Reiner Lehberger macht in seinem gründlich erarbeiteten, seinen Protagonisten sehr nah kommenden Buch am Ende klar, dass die Schmidts es durchaus verstanden haben, sich als Traumpaar zu inszenieren. Um ihren Mythos zu nähren, nutzten sie ihre guten Kontakte zu den Medien. Und sie gründeten bei Zeiten eine Stiftung als weiteres Instrument, wie Lehberger schreibt, zur Sicherung öffentlicher Wahrnehmung. Lehberger zeichnet in seinem lesenswerten Buch das genaue Bild eines lange miteinander vertrauten Paares, und er schildert dessen weit über das Private hinausreichende Wirkung sowie das Beziehungsgeflecht aus Freunden, Bekannten und Parteigenossen, die im Umfeld eine große Rolle spielten. So gelingt ihm nicht nur eine Doppelbiografie, sondern er erzählt auch von wichtigen Phasen der Bundesrepublik. (sh/Fotos: sh)

Reiner Lehberger las Passagen aus dem Buch vor.

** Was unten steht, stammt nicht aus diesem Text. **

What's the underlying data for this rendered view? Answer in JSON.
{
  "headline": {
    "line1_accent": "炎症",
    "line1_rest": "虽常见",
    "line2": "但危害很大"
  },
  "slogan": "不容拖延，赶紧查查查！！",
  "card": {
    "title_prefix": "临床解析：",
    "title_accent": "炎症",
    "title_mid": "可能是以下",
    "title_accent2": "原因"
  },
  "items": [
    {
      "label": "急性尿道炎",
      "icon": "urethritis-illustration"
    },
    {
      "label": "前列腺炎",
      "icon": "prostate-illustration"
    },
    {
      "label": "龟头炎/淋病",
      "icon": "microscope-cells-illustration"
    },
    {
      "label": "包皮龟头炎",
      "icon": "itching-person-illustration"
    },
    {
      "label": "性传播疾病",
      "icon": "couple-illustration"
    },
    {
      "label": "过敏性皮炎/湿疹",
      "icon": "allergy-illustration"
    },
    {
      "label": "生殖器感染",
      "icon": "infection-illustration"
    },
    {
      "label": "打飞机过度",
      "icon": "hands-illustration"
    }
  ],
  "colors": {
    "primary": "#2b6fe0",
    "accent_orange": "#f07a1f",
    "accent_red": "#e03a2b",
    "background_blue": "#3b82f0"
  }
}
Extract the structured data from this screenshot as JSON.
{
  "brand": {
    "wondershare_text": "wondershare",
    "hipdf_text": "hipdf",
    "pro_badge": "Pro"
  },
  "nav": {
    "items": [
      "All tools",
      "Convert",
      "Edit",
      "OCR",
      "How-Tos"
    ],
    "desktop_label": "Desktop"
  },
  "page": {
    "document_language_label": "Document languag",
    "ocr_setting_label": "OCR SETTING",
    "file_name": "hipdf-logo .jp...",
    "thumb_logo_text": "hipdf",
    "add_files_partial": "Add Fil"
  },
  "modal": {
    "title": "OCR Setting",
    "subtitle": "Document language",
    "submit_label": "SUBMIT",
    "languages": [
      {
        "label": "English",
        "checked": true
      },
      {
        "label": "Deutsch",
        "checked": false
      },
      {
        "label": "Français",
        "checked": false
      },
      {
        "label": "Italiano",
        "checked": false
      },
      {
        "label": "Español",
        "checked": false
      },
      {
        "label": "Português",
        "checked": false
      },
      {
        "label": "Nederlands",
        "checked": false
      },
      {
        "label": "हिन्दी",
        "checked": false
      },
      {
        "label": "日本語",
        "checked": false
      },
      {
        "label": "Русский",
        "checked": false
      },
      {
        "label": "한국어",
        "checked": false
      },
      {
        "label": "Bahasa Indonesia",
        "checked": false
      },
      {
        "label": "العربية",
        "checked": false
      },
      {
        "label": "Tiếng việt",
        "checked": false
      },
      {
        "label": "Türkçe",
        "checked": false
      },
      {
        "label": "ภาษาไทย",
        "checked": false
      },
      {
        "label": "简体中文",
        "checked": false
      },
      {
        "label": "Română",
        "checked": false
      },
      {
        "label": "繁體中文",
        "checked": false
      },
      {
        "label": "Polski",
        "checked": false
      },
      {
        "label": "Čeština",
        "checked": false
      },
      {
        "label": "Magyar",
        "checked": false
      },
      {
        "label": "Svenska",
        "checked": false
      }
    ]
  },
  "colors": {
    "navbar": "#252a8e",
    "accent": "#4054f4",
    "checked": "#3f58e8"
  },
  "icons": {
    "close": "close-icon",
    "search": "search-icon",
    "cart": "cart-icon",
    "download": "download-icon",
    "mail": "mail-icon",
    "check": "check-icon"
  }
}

Über den Autor: Reiner Lehberger wurde 1948 in Bochum geboren, er ist Professor für Erziehungswissenschaft an der Universität Hamburg und Mitbegründer des Hamburger Schulmuseums sowie pädagogischer Leiter des Bildungsprogramms der „Zeit“-Stiftung. Außerhalb von Fachkreisen erlangte er Bekanntheit durch seine Biografie über Loki Schmidt, erschienen im Jahr 2014, vier Jahre nach dem Tod der populären Frau von Ex-Kanzler Helmut Schmidt. Schon 2010 hatte er das Buch „Auf einen Kaffee mit Loki Schmidt“ veröffentlicht, und er hat mit ihr, die sich stark für botanische und pädagogische Themen interessierte, Ausstellungen und Projekte auf die Beine gestellt. Es lässt sich also ohne große Übertreibung sagen, dass Reiner Lehberger ein intimer Kenner des Lebens von Loki Schmidt ist – und damit geradezu prädestiniert war, eine Biografie auch des Paares Schmidt zu schreiben.